Gasolina y enfermeras
Celia Zafra. Responsable de comunicación de Save the Children.
En este punto del mapa, al sur del sur de Níger, el tema de conversación de junio a septiembre es el hambre. O el alimento y su falta, si quieren. Si hubiera bares, los parroquianos lo comentarían acodados en la barra. Pero aquí el debate se traslada a una estera en el suelo, si es que quedan fuerzas para hablar.
En esas esteras esperan las madres y las abuelas de los niños y niñas a los que el hambre casi ha derrotado; los que están ingresados en el centro de atención a la malnutrición aguda (CRENI, en sus siglas en francés) de Aguié. Hablan poco, en realidad, pero el tema lo cubre todo como el toldo que las protege del sol inclemente del verano africano. Saben lo que se avecina sin leer las cifras que estiman que el número de personas que pasarán hambre este año en Níger serán más del doble de las que lo hicieron el año pasado.
“Lo que estamos viendo es el antes de que ocurra lo peor”, dice Ibrahim Seydou, enfermero y responsable del centro. Lo peor se espera dentro de un mes, cuando los graneros estén vacíos de reservas y todavía falte mucho para recoger los frutos de la nueva cosecha, cada año menos abundante -cambio climático mediante-. “Necesitamos con urgencia dos cosas: gasolina y enfermeras. Gasolina para las ambulancias, porque el precio del combustible se ha disparado. En esta época de siembra que empieza, o vamos a buscar a los niños desnutridos allá donde están, o las madres no podrán traerlos. Muchos morirán en su espalda mientras ellas plantan las semillas”. Lo dice con calma, porque hace mucho de su primera vez.
Para mí esta sí es la primera vez que miro el hambre cara a cara. No nuestro apetito entre comidas, nuestro pequeño ruido en el estómago. El hambre con mayúscula, el hambre que no hay con qué saciar; el hambre que es demasiado tarde para saciar, aunque se quiera. Entro en la sala donde se atiende a los niños y niñas más graves. Apenas se mueven; sólo miran. Me miran. Yo sólo alcanzo a agarrarme a la estructura de la cama, para que me sostenga. Qué difícil sostenerles a ellos la mirada. Qué vergüenza siento de no poder acabar con esa fragilidad, de un plumazo, qué impotencia que no seamos capaces de cambiar todo lo que hace que el hambre tenga esos ojos.
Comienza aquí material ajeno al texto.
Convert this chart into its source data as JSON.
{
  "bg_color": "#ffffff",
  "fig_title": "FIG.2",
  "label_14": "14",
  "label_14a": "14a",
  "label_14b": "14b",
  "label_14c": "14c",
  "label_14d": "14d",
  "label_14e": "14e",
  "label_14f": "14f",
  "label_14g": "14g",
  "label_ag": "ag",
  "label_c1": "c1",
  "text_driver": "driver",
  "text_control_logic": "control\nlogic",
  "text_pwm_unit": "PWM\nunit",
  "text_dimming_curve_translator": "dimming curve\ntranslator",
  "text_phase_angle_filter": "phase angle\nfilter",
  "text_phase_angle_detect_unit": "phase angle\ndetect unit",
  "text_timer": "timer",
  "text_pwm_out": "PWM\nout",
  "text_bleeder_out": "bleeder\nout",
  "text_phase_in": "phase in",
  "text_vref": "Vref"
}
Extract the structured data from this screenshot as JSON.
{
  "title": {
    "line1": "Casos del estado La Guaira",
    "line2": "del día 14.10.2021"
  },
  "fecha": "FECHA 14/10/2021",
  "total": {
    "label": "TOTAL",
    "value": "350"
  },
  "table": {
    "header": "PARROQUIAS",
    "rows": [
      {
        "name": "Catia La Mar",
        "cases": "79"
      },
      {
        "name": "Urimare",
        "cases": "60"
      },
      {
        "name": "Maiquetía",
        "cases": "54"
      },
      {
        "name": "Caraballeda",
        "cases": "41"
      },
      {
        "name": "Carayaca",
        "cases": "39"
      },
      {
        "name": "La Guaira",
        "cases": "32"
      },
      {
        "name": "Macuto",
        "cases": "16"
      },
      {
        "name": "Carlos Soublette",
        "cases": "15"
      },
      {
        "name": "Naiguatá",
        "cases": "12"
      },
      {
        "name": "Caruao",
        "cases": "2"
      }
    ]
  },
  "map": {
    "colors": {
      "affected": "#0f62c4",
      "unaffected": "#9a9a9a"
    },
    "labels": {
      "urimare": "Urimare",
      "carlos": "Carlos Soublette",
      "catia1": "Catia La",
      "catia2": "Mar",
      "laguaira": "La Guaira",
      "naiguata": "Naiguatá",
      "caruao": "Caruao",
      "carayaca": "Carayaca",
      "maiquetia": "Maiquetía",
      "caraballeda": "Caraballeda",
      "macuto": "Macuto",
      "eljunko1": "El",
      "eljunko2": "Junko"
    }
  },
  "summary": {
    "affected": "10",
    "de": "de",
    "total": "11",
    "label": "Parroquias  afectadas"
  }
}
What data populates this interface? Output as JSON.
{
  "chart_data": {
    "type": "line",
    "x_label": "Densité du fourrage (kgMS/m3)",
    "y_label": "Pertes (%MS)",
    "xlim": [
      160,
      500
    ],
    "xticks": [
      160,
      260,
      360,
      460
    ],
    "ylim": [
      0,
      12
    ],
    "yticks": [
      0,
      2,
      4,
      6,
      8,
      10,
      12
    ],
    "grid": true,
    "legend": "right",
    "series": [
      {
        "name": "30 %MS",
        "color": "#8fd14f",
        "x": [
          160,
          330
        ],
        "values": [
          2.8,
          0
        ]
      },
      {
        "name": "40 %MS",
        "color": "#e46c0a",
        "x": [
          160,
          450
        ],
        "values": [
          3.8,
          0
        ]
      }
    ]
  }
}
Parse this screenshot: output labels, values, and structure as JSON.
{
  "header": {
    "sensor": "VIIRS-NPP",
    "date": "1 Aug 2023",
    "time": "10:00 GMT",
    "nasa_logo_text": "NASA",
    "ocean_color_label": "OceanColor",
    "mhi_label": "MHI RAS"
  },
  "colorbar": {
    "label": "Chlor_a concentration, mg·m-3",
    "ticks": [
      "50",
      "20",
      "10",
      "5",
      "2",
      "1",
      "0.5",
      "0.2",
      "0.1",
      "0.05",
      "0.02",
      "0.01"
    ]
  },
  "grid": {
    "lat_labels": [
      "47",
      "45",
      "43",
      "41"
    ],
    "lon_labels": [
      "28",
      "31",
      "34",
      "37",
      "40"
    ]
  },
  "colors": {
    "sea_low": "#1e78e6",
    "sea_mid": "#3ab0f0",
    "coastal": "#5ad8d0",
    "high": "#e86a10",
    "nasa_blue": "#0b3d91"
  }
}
8 de cada 10 niños que llegan aquí se recuperan. 8 de cada 10, me repito. 8 de cada 10. Hay que quedarse con eso, para avanzar, para creer. Pero los dos que faltan, faltan. Y cuando los pienso, me tengo que seguir agarrando a la cama.
Debajo de mi casa hay un supermercado. Lo veo cada día al ir a trabajar; lo visito dos o tres días a la semana. Pero aquí, la expresión “hacer la compra” simplemente no tiene sentido; no existe como concepto. Aquí sólo hay dos opciones: el autoabastecimiento o la ayuda humanitaria. Cuando las sequías se repiten y se alargan, solo queda la segunda. En eso estamos, en eso nos concentramos en Save the Children. Eso es lo que le responderemos a Seydou: “Aquí lo tienes, Seydou: gasolina y enfermeras”.